Espanha teve menos turistas estrangeiros este Julho

02-09-2019 (18h13)

Espanha teve este mês de Julho, tradicionalmente o segundo mais forte da época alta, uma quebra de turistas residentes no estrangeiro em 1,3% ou cerca de 133 mil, com quebras dos dois maiores emissores, o Reino Unido e a Alemanha.

Os dados publicados hoje pelo INE espanhol mostram quebras de nove dos 12 principais mercados europeus, entre os quais Portugal, com -3,1% ou menos cerca de oito mil, ficando em 255,7 mil.

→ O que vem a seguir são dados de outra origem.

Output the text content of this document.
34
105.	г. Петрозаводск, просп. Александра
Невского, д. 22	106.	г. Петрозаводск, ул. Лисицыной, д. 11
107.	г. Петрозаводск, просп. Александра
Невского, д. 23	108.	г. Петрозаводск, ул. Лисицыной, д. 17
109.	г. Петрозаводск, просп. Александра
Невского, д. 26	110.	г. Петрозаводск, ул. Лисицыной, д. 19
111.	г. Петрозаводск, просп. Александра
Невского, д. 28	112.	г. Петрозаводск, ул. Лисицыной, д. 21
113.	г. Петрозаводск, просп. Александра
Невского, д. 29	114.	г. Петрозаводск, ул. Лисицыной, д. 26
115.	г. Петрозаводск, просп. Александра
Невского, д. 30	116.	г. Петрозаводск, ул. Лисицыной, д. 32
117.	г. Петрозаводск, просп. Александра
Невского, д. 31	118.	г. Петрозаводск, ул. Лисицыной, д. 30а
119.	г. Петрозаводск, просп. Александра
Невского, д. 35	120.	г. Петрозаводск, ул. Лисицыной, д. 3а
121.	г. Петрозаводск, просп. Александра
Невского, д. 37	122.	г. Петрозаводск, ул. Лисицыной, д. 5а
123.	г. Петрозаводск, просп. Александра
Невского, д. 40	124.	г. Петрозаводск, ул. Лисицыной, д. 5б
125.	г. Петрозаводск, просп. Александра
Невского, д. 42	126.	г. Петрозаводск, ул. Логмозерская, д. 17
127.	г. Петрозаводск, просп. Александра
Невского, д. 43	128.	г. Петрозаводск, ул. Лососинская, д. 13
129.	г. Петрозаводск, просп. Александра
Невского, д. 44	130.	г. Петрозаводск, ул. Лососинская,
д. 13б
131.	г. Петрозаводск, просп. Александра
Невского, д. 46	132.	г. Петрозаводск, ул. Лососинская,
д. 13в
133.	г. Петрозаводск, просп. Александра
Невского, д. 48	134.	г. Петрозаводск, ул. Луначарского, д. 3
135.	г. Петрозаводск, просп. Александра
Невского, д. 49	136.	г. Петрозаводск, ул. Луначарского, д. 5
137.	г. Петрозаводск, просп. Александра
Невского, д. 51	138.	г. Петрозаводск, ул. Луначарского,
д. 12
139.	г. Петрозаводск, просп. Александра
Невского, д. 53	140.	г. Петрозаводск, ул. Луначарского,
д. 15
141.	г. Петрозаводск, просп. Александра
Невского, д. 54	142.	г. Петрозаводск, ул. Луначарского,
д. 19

A informação permite concluir que a maior quebra foi de turistas residentes em Países Nórdicos, com menos 95,1 mil (-12,4%, para 670,6 mil), seguida pelas quebras de residentes no Reino Unido, com menos cerca de 48,4 mil (-2,2%, para 2,166 milhões), e na Alemanha, com menos cerca de 38,6 mil (-3%, para 1,24 milhões).

A compensar estas quebras estiveram principalmente as chegadas de turistas residentes nos Estados Unidos, que foram mais 71,2 mil que em Julho de 2018 (+19,9%, para 429,6 mil), e França, que foram mais cerca de 31,8 mil (+2,3%, para 1,42 milhões).

Apesar da quebra em Julho, no conjunto dos primeiros sete meses deste ano Espanha tem um aumento das chegadas de turistas residentes no estrangeiro em 1,9%, que significa um acréscimo de cerca de 902 mil, somando um total de 48,06 milhões.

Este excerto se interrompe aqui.